Les navettes autonomes au Québec depuis 2018

Premier segment du forum, le retour sur les expérimentations des dernières années a mis en avant les opérateurs de navettes Keolis et Transdev ainsi que les municipalités dans lesquelles ils ont déployés les projets expérimentaux, respectivement Candiac et Montréal.

Les opérateurs ont ainsi discuté des différences entre les territoires sur lesquels leurs véhicules ont eu à opérer et donc des différents défis rencontrés. Dans le cas de la ville de Candiac, la faible densité a pu causer des pertes de repérage à la navette tandis que Montréal a dû composer avec le problème inverse de la forte activité circulatoire. La faible vitesse des navettes contrastait fortement avec le fort dynamisme et débit des autres multiples usagers de la route au point de causer des ralentissements et de la frustration.

Des enjeux communs aux deux opérateurs ont été les problématiques mécaniques qui ont fréquemment impacté le service ainsi que des enjeux liés aux limites analytiques et circulatoires des navettes (pas de changement d’itinéraire possible, lenteur, erreurs de reconnaissance des éléments dangereux ou non).

Du côté des municipalités, les expérimentations ont également été riches d’enseignements. Ainsi du côté de la Ville de Candiac, Mr le maire Normand Dyotte note les aspects suivants:

  • Les citoyens ont exprimé des questionnements sur le remplacement potentiel des autobus et de leur conducteurs conducteurs par de la mobilité autonome.
  • Les NA devraient être considérées comme faisant partie d’une offre de transport multimodale et intermodale (desserte du premier et dernier kilomètre).
  • Le déploiement des navettes autonomes représente des investissements importants, qu’il faut pouvoir justifier par la pertinence des projets au regard des besoins des citoyens.

Mme Sophie Mauzerolle, conseillère associée à l’urbanisme et à la mobilité du comité exécutif, à la Ville de Montréal a partagé les points de vue suivants:

  • Les technologies de mobilité sans conducteur sont encore expérimentales et la marge d’erreur peut être importante.

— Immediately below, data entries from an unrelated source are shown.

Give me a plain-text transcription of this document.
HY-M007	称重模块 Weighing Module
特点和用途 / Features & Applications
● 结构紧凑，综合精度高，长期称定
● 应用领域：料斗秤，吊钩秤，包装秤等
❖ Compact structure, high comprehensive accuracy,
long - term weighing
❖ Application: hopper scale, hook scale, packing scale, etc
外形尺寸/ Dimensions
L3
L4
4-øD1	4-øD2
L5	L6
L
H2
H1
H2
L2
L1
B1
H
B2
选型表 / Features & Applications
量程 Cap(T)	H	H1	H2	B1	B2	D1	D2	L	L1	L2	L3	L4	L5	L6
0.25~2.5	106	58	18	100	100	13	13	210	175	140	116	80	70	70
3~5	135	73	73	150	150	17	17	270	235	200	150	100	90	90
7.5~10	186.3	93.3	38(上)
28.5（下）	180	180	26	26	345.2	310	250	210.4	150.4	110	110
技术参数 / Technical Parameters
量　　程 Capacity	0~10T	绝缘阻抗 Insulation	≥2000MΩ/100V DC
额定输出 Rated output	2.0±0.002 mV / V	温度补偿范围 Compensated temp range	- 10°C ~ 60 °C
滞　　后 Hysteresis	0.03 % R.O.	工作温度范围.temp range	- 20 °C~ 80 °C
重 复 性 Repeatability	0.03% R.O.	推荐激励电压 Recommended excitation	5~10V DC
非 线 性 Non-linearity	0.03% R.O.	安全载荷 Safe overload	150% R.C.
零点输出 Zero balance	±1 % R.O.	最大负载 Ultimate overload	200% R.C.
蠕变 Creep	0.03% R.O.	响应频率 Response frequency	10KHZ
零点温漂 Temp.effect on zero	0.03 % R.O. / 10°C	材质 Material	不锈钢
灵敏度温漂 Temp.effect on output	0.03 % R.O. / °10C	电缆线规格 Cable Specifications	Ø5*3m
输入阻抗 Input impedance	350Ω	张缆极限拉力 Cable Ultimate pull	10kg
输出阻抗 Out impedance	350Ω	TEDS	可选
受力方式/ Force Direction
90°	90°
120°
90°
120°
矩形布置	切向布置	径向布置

Les rétroactions lors des projets sont ainsi précieuses afin de mieux connaître ces véhicules et leur potentiel
  • Le facteur “wow” d’un véhicule innovant ne devrait pas être le principal facteur de rétention d’une solution de mobilité. Il faut savoir identifier le besoin ainsi que l’intégralité des options existantes avant de considérer une navette autonome comme solution si ses caractéristiques le permettent.
  • Identifier le bon contexte circulatoire et la bonne population cible pour ce type de véhicule. Les NA ont montré des limites dans certains environnements et il faut faire attention à ce que la solution ne devienne pas elle-même un enjeu de circulation.

En somme, suite aux expérimentations menées, les navettes autonomes apparaissent davantage utiles en tant que compléments aux modes existants (bus, métro). Étant donné leur complexité de mise en service, elles requièrent une pertinence suffisante pour être déployées (besoin citoyen, contexte circulatoire et infrastructures adaptées etc..).

La réglementation au Québec : un état des lieux

MM Brault, chef du service de la recherche en sécurité routière à la Société de l’assurance automobile du Québec et Martinez, directeur des politiques de sécurité, Ministère des Transports du Québec ont positionné le rôle du gouvernement provincial dans la mise en œuvre des outils de nouvelles mobilités.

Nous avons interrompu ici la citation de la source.